An Abbotsford mother is furious over an assignment given to her 11-year-old daughter that called on students to research positive aspects of Canada’s Indian Residential Schools.
Up to 6,600 children are believed to have died in residential schools, while many others faced physical or sexual abuse at the institutions, which operated for more than 120 years.
Children were forcibly taken from their families and placed in the schools, which the 2015 Truth and Reconciliation Commission found perpetuated “cultural genocide.”
Krista MacInnes, who is Indigenous, took to social media platform TikTok to share her outrage, calling the assignment “disgusting.”
“I was disgusted, and then I was outraged, and then honestly I was broken for my people,” MacInnes told Global News, Wednesday.
“That this was downplayed in such a horrible way that just completely discredited all the trauma that First Nations people have gone through in the aftermath of the residential schools.”
In a video posted Tuesday, MacInnes says her daughter, a Grade 6 student at Abbotsford’s W.A. Middle School, came home with the assignment to research five positive facts about the schools.
“They’re whitewashing the rape of our culture, the theft of our people and the genocide of just everything in general when it comes to First Nations people,” she said.
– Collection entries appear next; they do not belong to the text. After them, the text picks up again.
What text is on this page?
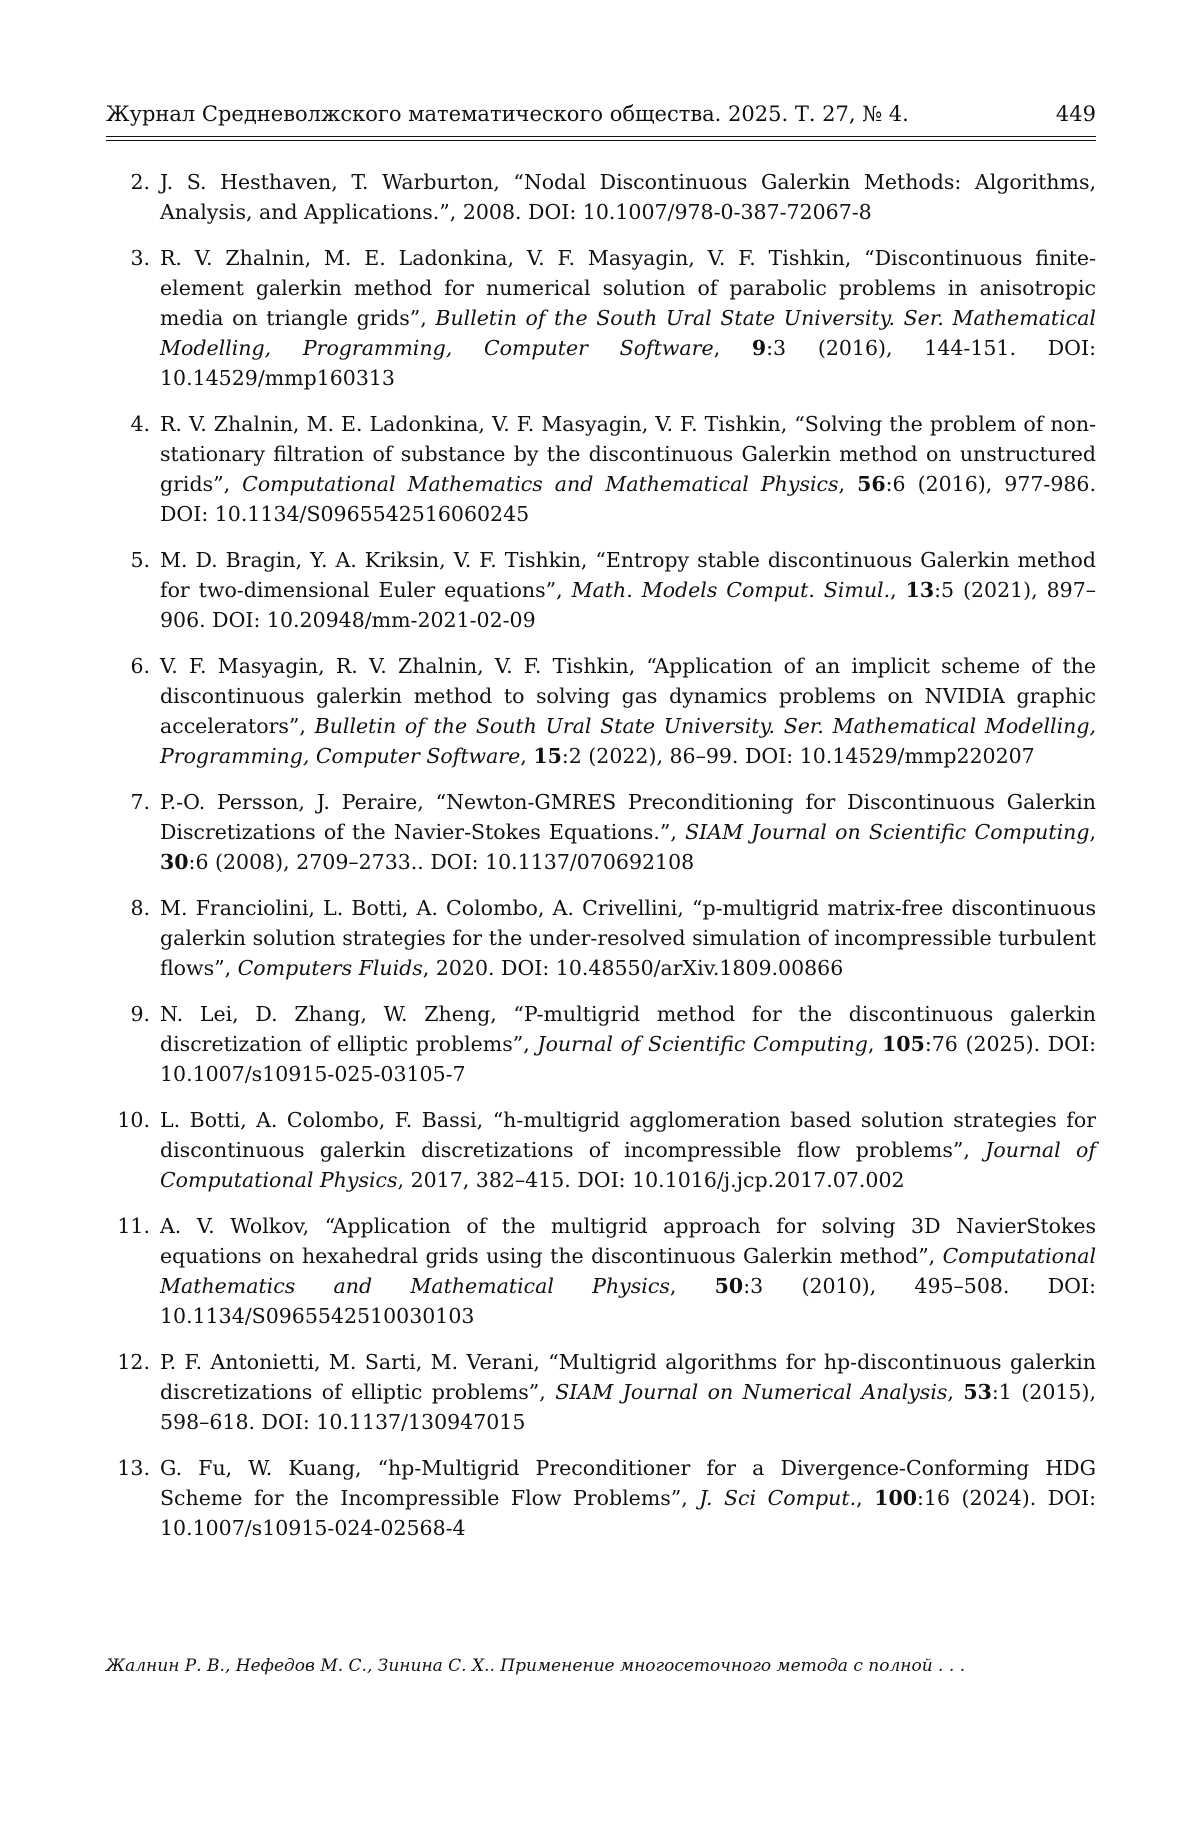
Журнал Средневолжского математического общества. 2025. Т. 27, № 4.	449
2. J. S. Hesthaven, T. Warburton, “Nodal Discontinuous Galerkin Methods: Algorithms, Analysis, and Applications.”, 2008. DOI: 10.1007/978-0-387-72067-8
3. R. V. Zhalnin, M. E. Ladonkina, V. F. Masyagin, V. F. Tishkin, “Discontinuous finite-element galerkin method for numerical solution of parabolic problems in anisotropic media on triangle grids”, Bulletin of the South Ural State University. Ser. Mathematical Modelling, Programming, Computer Software, 9:3 (2016), 144-151. DOI: 10.14529/mmp160313
4. R. V. Zhalnin, M. E. Ladonkina, V. F. Masyagin, V. F. Tishkin, “Solving the problem of non-stationary filtration of substance by the discontinuous Galerkin method on unstructured grids”, Computational Mathematics and Mathematical Physics, 56:6 (2016), 977-986. DOI: 10.1134/S0965542516060245
5. M. D. Bragin, Y. A. Kriksin, V. F. Tishkin, “Entropy stable discontinuous Galerkin method for two-dimensional Euler equations”, Math. Models Comput. Simul., 13:5 (2021), 897–906. DOI: 10.20948/mm-2021-02-09
6. V. F. Masyagin, R. V. Zhalnin, V. F. Tishkin, “Application of an implicit scheme of the discontinuous galerkin method to solving gas dynamics problems on NVIDIA graphic accelerators”, Bulletin of the South Ural State University. Ser. Mathematical Modelling, Programming, Computer Software, 15:2 (2022), 86–99. DOI: 10.14529/mmp220207
7. P.-O. Persson, J. Peraire, “Newton-GMRES Preconditioning for Discontinuous Galerkin Discretizations of the Navier-Stokes Equations.”, SIAM Journal on Scientific Computing, 30:6 (2008), 2709–2733.. DOI: 10.1137/070692108
8. M. Franciolini, L. Botti, A. Colombo, A. Crivellini, “p-multigrid matrix-free discontinuous galerkin solution strategies for the under-resolved simulation of incompressible turbulent flows”, Computers Fluids, 2020. DOI: 10.48550/arXiv.1809.00866
9. N. Lei, D. Zhang, W. Zheng, “P-multigrid method for the discontinuous galerkin discretization of elliptic problems”, Journal of Scientific Computing, 105:76 (2025). DOI: 10.1007/s10915-025-03105-7
10. L. Botti, A. Colombo, F. Bassi, “h-multigrid agglomeration based solution strategies for discontinuous galerkin discretizations of incompressible flow problems”, Journal of Computational Physics, 2017, 382–415. DOI: 10.1016/j.jcp.2017.07.002
11. A. V. Wolkov, “Application of the multigrid approach for solving 3D NavierStokes equations on hexahedral grids using the discontinuous Galerkin method”, Computational Mathematics and Mathematical Physics, 50:3 (2010), 495–508. DOI: 10.1134/S0965542510030103
12. P. F. Antonietti, M. Sarti, M. Verani, “Multigrid algorithms for hp-discontinuous galerkin discretizations of elliptic problems”, SIAM Journal on Numerical Analysis, 53:1 (2015), 598–618. DOI: 10.1137/130947015
13. G. Fu, W. Kuang, “hp-Multigrid Preconditioner for a Divergence-Conforming HDG Scheme for the Incompressible Flow Problems”, J. Sci Comput., 100:16 (2024). DOI: 10.1007/s10915-024-02568-4
Жалнин Р. В., Нефедов М. С., Зинина С. Х.. Применение многосеточного метода с полной . . .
“They’re not teaching them the truth.”
MacInnes said the assignment was particularly insulting as the neighbouring community of Mission was home to St. Mary’s Residential School, which operated until 1984.
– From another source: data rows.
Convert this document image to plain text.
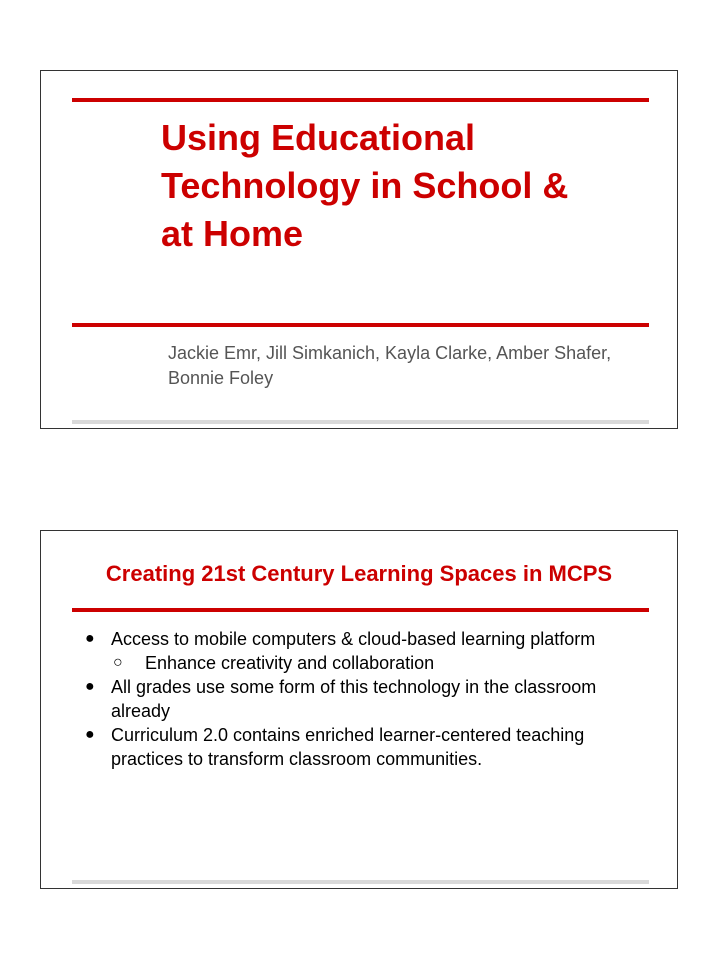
Using Educational
Technology in School &
at Home

Jackie Emr, Jill Simkanich, Kayla Clarke, Amber Shafer, Bonnie Foley

Creating 21st Century Learning Spaces in MCPS
● Access to mobile computers & cloud-based learning platform
○ Enhance creativity and collaboration
● All grades use some form of this technology in the classroom already
● Curriculum 2.0 contains enriched learner-centered teaching practices to transform classroom communities.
In a follow-up video, MacInnes said she can only think of one positive fact about the institutions.
“Some people survived. Physically. Mentally, no. But they physically survived it, so that’s one positive thing I can think of,” she said.
“And that didn’t come from residential schools, that came from people’s own strength during those situations.”
The Abbotsford School District said it has launched an investigation.
“Assignments like this are not acceptable. This incident is a disservice to the district’s commitment to truth and reconciliation,” said a spokesperson in a statement.
“We are committed to ensuring that all materials provided to our students are culturally responsive and recognize our responsibility to alert educators to implicit bias, colorblindness, and racism.”
The statement adds that the school’s principal had contacted McInnes directly to apologize.
“We are deeply sorry for any harm caused to the parents, students, families and the Indigenous community at large,” it said.
MacInnes says she’s waiting to hear what action the district will take to ensure that something like this doesn’t happen again.